With daylight savings soon approaching, our body ‘clocks’ will soon adjust to the change in environment. Just like humans, plants also have the innate ability to tell the time and coordinate their cellular rhythms to suit different environmental conditions throughout the day. According to new research, this understanding could support scientists to breed new plant varieties with the ability to better adapt to climate change. 

We are all fitted with a biological clock, which can either be very useful (knowing when it is dinner time) or incredibly annoying (lying awake at 4am due to jetlag).

Every cell in the human body has its own molecular clock, generating the daily rise and fall in the number of proteins produced at different times. Our brains act as our ‘master clock’, keeping the rest of the body in sync using light and other sensory, environmental signals.

Plants can also sense the time of day. Consequently, they prepare themselves for photosynthesis prior to dawn, utilise heat protection methods at the hottest times of day and moderate nectar production during peak pollination times.
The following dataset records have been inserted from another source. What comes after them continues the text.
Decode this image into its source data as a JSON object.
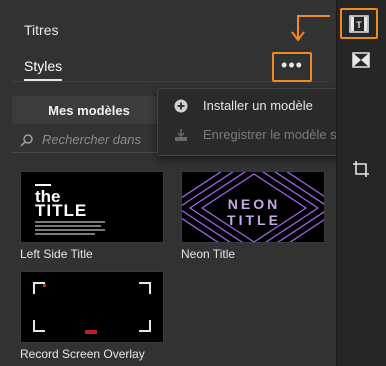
{
  "panel": {
    "titres_label": "Titres",
    "styles_label": "Styles",
    "more_label": "•••",
    "tab_label": "Mes modèles",
    "search_placeholder": "Rechercher dans"
  },
  "menu": {
    "items": [
      {
        "label": "Installer un modèle",
        "icon": "plus-circle-icon",
        "enabled": true
      },
      {
        "label": "Enregistrer le modèle sous",
        "icon": "save-icon",
        "enabled": false
      }
    ]
  },
  "templates": [
    {
      "name": "Left Side Title",
      "thumb_line1": "the",
      "thumb_line2": "TITLE"
    },
    {
      "name": "Neon Title",
      "thumb_line1": "NEON",
      "thumb_line2": "TITLE"
    },
    {
      "name": "Record Screen Overlay"
    }
  ],
  "rightbar": {
    "icons": [
      "titles-film-icon",
      "transition-icon",
      "crop-icon"
    ],
    "active_icon": "titles-film-icon"
  },
  "colors": {
    "accent_orange": "#f08a24",
    "panel_bg": "#323232",
    "neon_purple": "#b46cff"
  }
}
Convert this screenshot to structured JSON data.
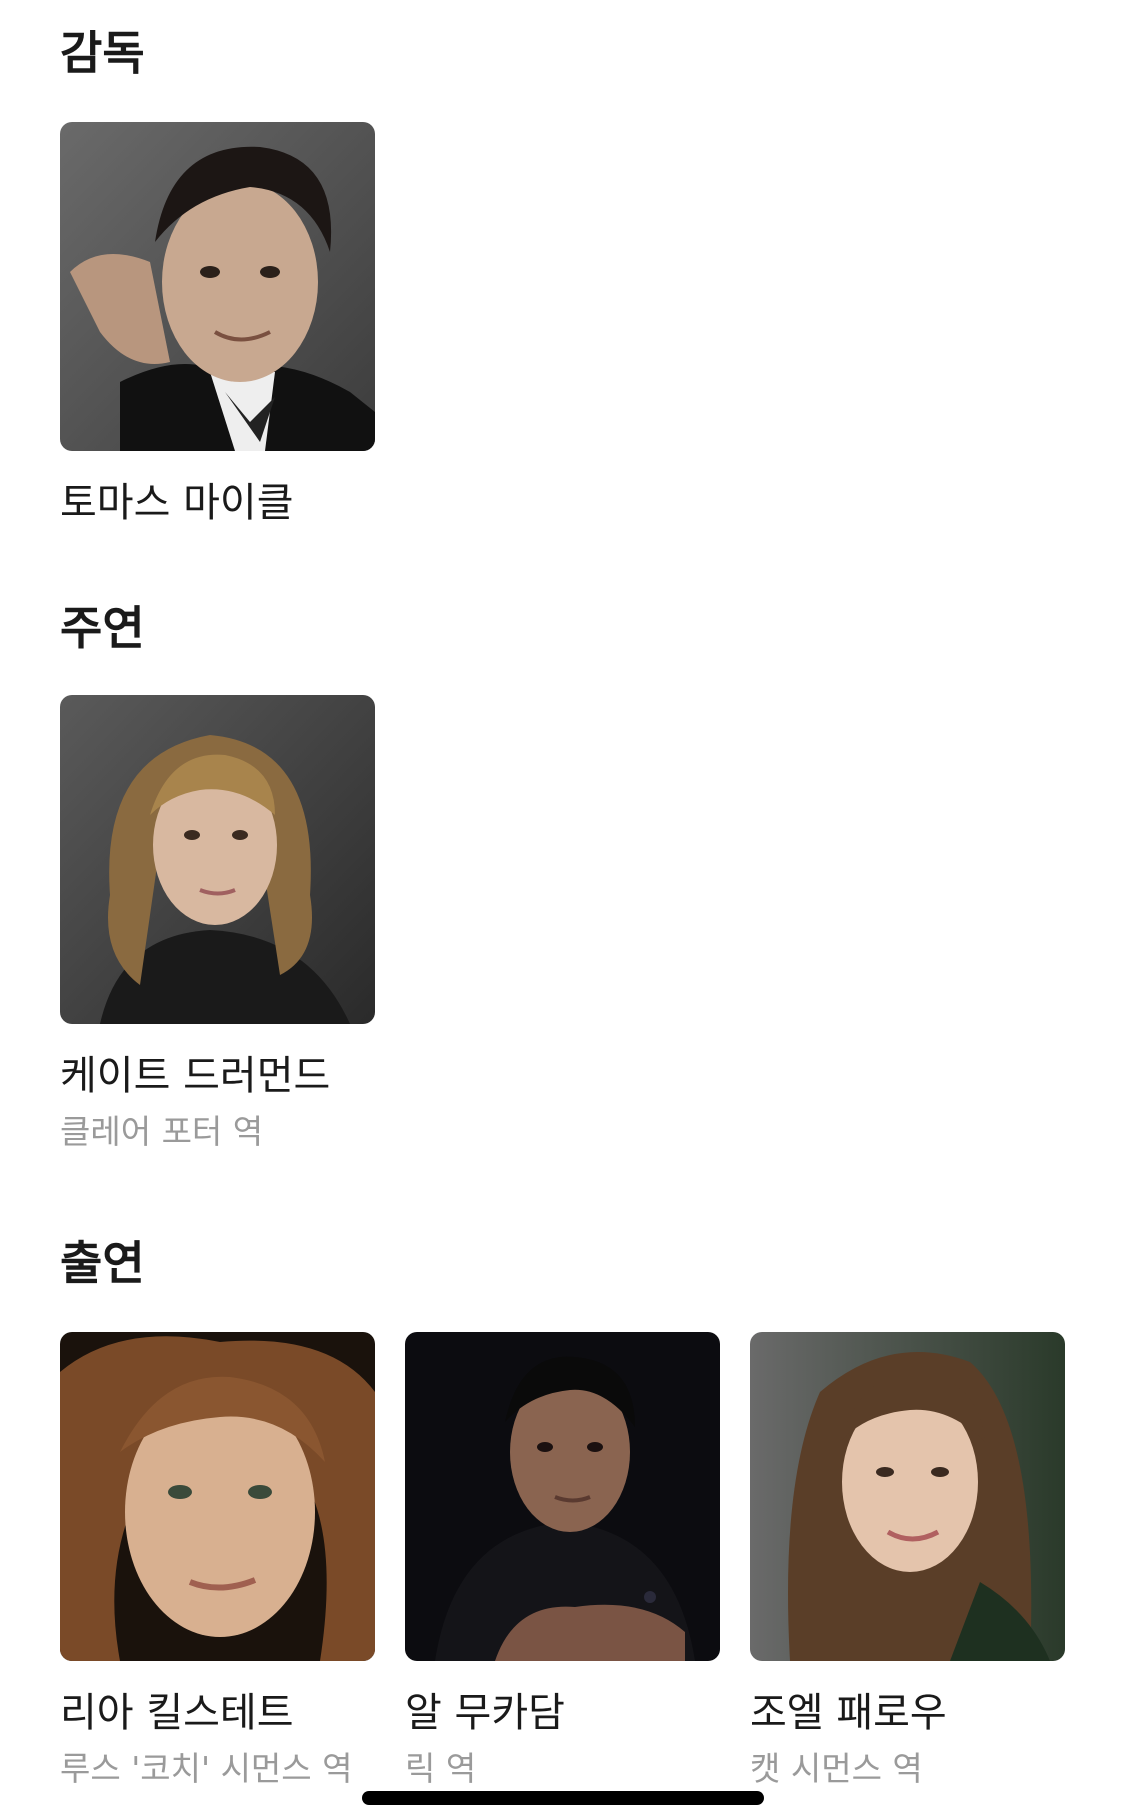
{
  "sections": {
    "director": {
      "title": "감독",
      "people": [
        {
          "name": "토마스 마이클",
          "icon": "director-portrait"
        }
      ]
    },
    "lead": {
      "title": "주연",
      "people": [
        {
          "name": "케이트 드러먼드",
          "role": "클레어 포터 역",
          "icon": "actress-portrait"
        }
      ]
    },
    "cast": {
      "title": "출연",
      "people": [
        {
          "name": "리아 킬스테트",
          "role": "루스 '코치' 시먼스 역",
          "icon": "actress-portrait"
        },
        {
          "name": "알 무카담",
          "role": "릭 역",
          "icon": "actor-portrait"
        },
        {
          "name": "조엘 패로우",
          "role": "캣 시먼스 역",
          "icon": "actress-portrait"
        }
      ]
    }
  },
  "colors": {
    "text_primary": "#1a1a1a",
    "text_secondary": "#9a9a9a",
    "background": "#ffffff"
  }
}
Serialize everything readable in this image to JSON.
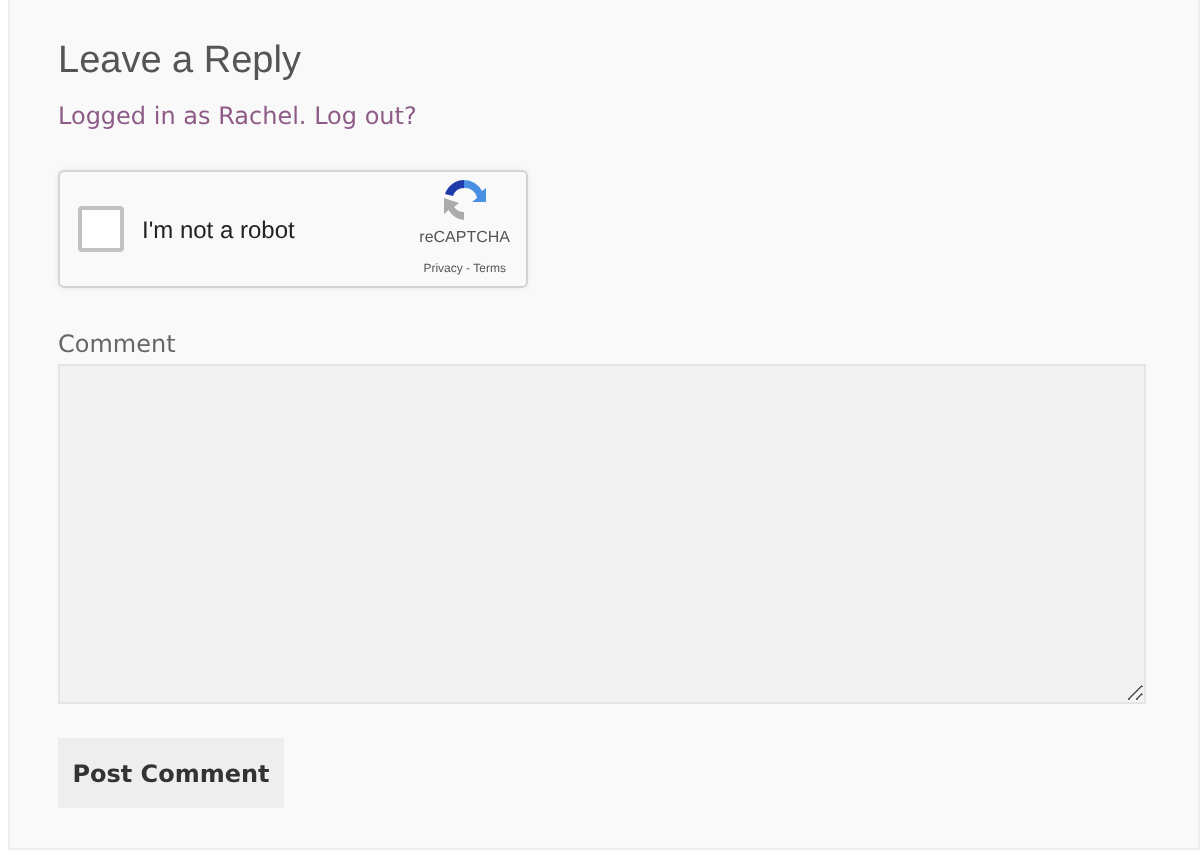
{
  "title": "Leave a Reply",
  "logged_in": {
    "text_before": "Logged in as",
    "user_link": "Rachel",
    "text_after": ".",
    "logout_link": "Log out?"
  },
  "captcha": {
    "label": "I'm not a robot",
    "checked": false,
    "brand": "reCAPTCHA",
    "privacy": "Privacy",
    "separator": "-",
    "terms": "Terms"
  },
  "comment": {
    "label": "Comment"
  },
  "submit": "Post Comment"
}
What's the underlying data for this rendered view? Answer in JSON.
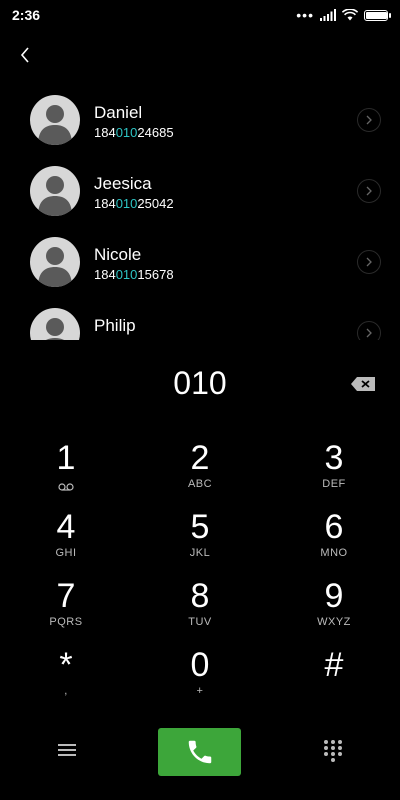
{
  "status": {
    "time": "2:36",
    "dots": "•••",
    "battery_level": 1.0
  },
  "contacts": [
    {
      "name": "Daniel",
      "number_pre": "184",
      "number_match": "010",
      "number_post": "24685"
    },
    {
      "name": "Jeesica",
      "number_pre": "184",
      "number_match": "010",
      "number_post": "25042"
    },
    {
      "name": "Nicole",
      "number_pre": "184",
      "number_match": "010",
      "number_post": "15678"
    },
    {
      "name": "Philip",
      "number_pre": "",
      "number_match": "",
      "number_post": ""
    }
  ],
  "dialer": {
    "entry": "010"
  },
  "keys": [
    {
      "digit": "1",
      "sub": ""
    },
    {
      "digit": "2",
      "sub": "ABC"
    },
    {
      "digit": "3",
      "sub": "DEF"
    },
    {
      "digit": "4",
      "sub": "GHI"
    },
    {
      "digit": "5",
      "sub": "JKL"
    },
    {
      "digit": "6",
      "sub": "MNO"
    },
    {
      "digit": "7",
      "sub": "PQRS"
    },
    {
      "digit": "8",
      "sub": "TUV"
    },
    {
      "digit": "9",
      "sub": "WXYZ"
    },
    {
      "digit": "*",
      "sub": ","
    },
    {
      "digit": "0",
      "sub": "+"
    },
    {
      "digit": "#",
      "sub": ""
    }
  ],
  "colors": {
    "match_highlight": "#2ec4c4",
    "call_button": "#3da63a",
    "background": "#000000"
  },
  "icons": {
    "back": "chevron-left-icon",
    "voicemail": "voicemail-icon",
    "backspace": "backspace-icon",
    "menu": "hamburger-menu-icon",
    "call": "phone-icon",
    "dialpad": "dialpad-icon",
    "info": "chevron-right-icon"
  }
}
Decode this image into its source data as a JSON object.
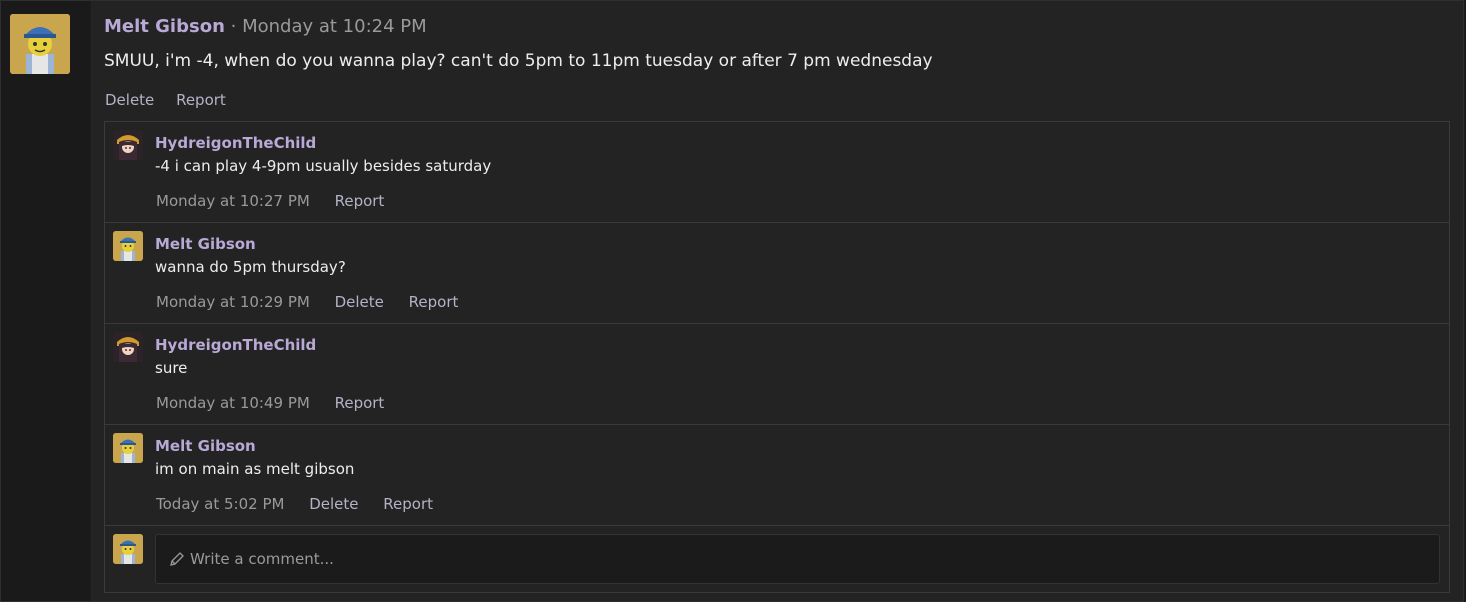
{
  "post": {
    "author": "Melt Gibson",
    "separator": "·",
    "time": "Monday at 10:24 PM",
    "body": "SMUU, i'm -4, when do you wanna play? can't do 5pm to 11pm tuesday or after 7 pm wednesday",
    "actions": [
      "Delete",
      "Report"
    ]
  },
  "comments": [
    {
      "author": "HydreigonTheChild",
      "avatar": "anime-avatar",
      "text": "-4 i can play 4-9pm usually besides saturday",
      "time": "Monday at 10:27 PM",
      "actions": [
        "Report"
      ]
    },
    {
      "author": "Melt Gibson",
      "avatar": "mechanic-avatar",
      "text": "wanna do 5pm thursday?",
      "time": "Monday at 10:29 PM",
      "actions": [
        "Delete",
        "Report"
      ]
    },
    {
      "author": "HydreigonTheChild",
      "avatar": "anime-avatar",
      "text": "sure",
      "time": "Monday at 10:49 PM",
      "actions": [
        "Report"
      ]
    },
    {
      "author": "Melt Gibson",
      "avatar": "mechanic-avatar",
      "text": "im on main as melt gibson",
      "time": "Today at 5:02 PM",
      "actions": [
        "Delete",
        "Report"
      ]
    }
  ],
  "composer": {
    "placeholder": "Write a comment...",
    "icon": "pencil-icon"
  },
  "colors": {
    "username": "#b9a9d6",
    "link": "#b3b3c8",
    "muted": "#9a9a9a",
    "background": "#232323"
  }
}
Just like humans, every cell in a plant has its own ‘clock’, but plants lack the equivalent of a central brain to keep all these different clocks working in sync.

Researchers from the University of Cambridge’s Sainsbury Laboratory examined activities across all parts of various plants to develop an understanding of how they make these types of time-dependant decisions without a central brain-like organ.

The results suggest individual plant cells have the ability to coordinate with their neighbours through a method known as self-organisation. Essentially, each plant cell communicates its own decision-making with adjacent cells, meaning they all end up working together in unison.

This means cells in different parts of the plant can make independent and beneficial decisions based on their own local needs. For example, the shoot can bend in the direction of light, while the roots can grow towards water or nutrient-rich soil.

This ability could explain how plants are able to adapt so effectively to manage environmental changes — a phenomenon that scientists refer to as ‘plasticity’. Having this improved understanding of the way plants make decisions, both to protect themselves and maximise the benefits of their environment at any given time of day, has the potential to help scientists breed new varieties with the ability to adapt to climate change.